What is the French Federation of Things That Work?

In the 1990s, at the mention of the FFF, the answers could hesitate between the old-fashioned French Football Federation and the noisy and bouncy Marco Prince or Yarol Poupaud of the French federation of funk. In 2022, when you hear FFTM 2022, the answer is direct on a search engine Fédération française de la tannery mégisserie. From November 22, the acronym will now also mean French federation of things that work. But what is this federation that highlights positive initiatives spotted everywhere in France?

Who is behind the FFTM?

At the initiative of the federation, Raphaël Ruegger, 22, ESSEC student and city councilor of Neuvy-sur-Barangeon, a town of 1,200 inhabitants, in the Cher department. “Internship at Evidence [cabinet de conseil en stratégie et communication], I spoke with the founders about my ambition to take a tour of towns in France to write a travel diary. The project is selected and supported to list the things that work in cities and towns.

Leaving in his Clio 4 in February, Raphaël Ruegger will swallow “20,000 km”. “I noticed the increase in the price of gasoline during my road trip (smile), punctured twice and encountered 200 elected officials. “Discussing with them in their town hall or at home – “I only paid for one hotel, I met with remarkable hospitality and I slept with a deputy, mayors, elected officials, associations” – , the student identifies “300 to 350 initiatives” and will “retain about twenty” to launch the French Federation of things that work.

What are the tricks that work?

“I highlight local initiatives that are little known or unknown, which have proven themselves and can be duplicated. They have to work elsewhere,” explains Raphaël Ruegger. This Tuesday, six mayors coming “from a town of 600 inhabitants to an agglomeration of 220,000 inhabitants”, from a village in Haute-Marne or a town in Seine-Saint-Denis will present “alone and without a note for 8 10 minutes” on the stage of the Madeleine theater in Paris, in front of 600 people, their initiative.

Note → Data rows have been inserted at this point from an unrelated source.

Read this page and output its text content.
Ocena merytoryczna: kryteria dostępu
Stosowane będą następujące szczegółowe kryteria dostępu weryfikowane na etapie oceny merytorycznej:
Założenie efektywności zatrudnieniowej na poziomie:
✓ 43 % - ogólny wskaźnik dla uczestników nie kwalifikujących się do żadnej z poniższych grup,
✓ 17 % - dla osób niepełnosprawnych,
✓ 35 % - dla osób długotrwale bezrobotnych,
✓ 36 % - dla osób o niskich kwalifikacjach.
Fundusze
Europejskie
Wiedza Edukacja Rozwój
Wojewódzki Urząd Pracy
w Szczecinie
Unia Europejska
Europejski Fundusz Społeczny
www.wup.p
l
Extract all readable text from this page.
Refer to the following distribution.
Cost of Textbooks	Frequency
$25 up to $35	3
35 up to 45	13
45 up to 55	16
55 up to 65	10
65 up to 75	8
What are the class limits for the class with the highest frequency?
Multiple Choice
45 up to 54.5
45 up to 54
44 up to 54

“Among the topics covered, mobility, culture, housing, etc. », Says Raphaël Ruegger. Either a dry fountain that creates social ties at the foot of HLM towers, low-rent flatshares for apprentices or on-demand transport rather than buses. The elected officials will then be questioned by Maïtena Biraben. “There is no mayor’s trophy, it’s not the Community Grand Prix,” continues the ESSEC student. We are going to put the mayors back on the front of the stage, many have told me: “It is the most beautiful of mandates but the most ungrateful”. “The only thing that the city councilors have to gain: the media coverage of their initiative and the interest that other elected officials will be able to bring to their project.

Already a season 2 of the FFTM?

“We have to see if this first evening works, if elected officials call elected officials who have things that work to set it up at home,” says Raphaël Ruegger. If nothing has yet been implemented for a new event in 2023 during the mayors’ lounge, elected officials have already positioned themselves “to make local events of the French Federation things that work” or even “to be the pilot town hall of an FFTM territory and to set up several of them”, others are ready “to engage with the FFTM to identify initiatives in their region”. And if ever, it had to stop there, Raphaël Ruegger will have been reinforced by all these meetings in his desire “to become mayor one day”.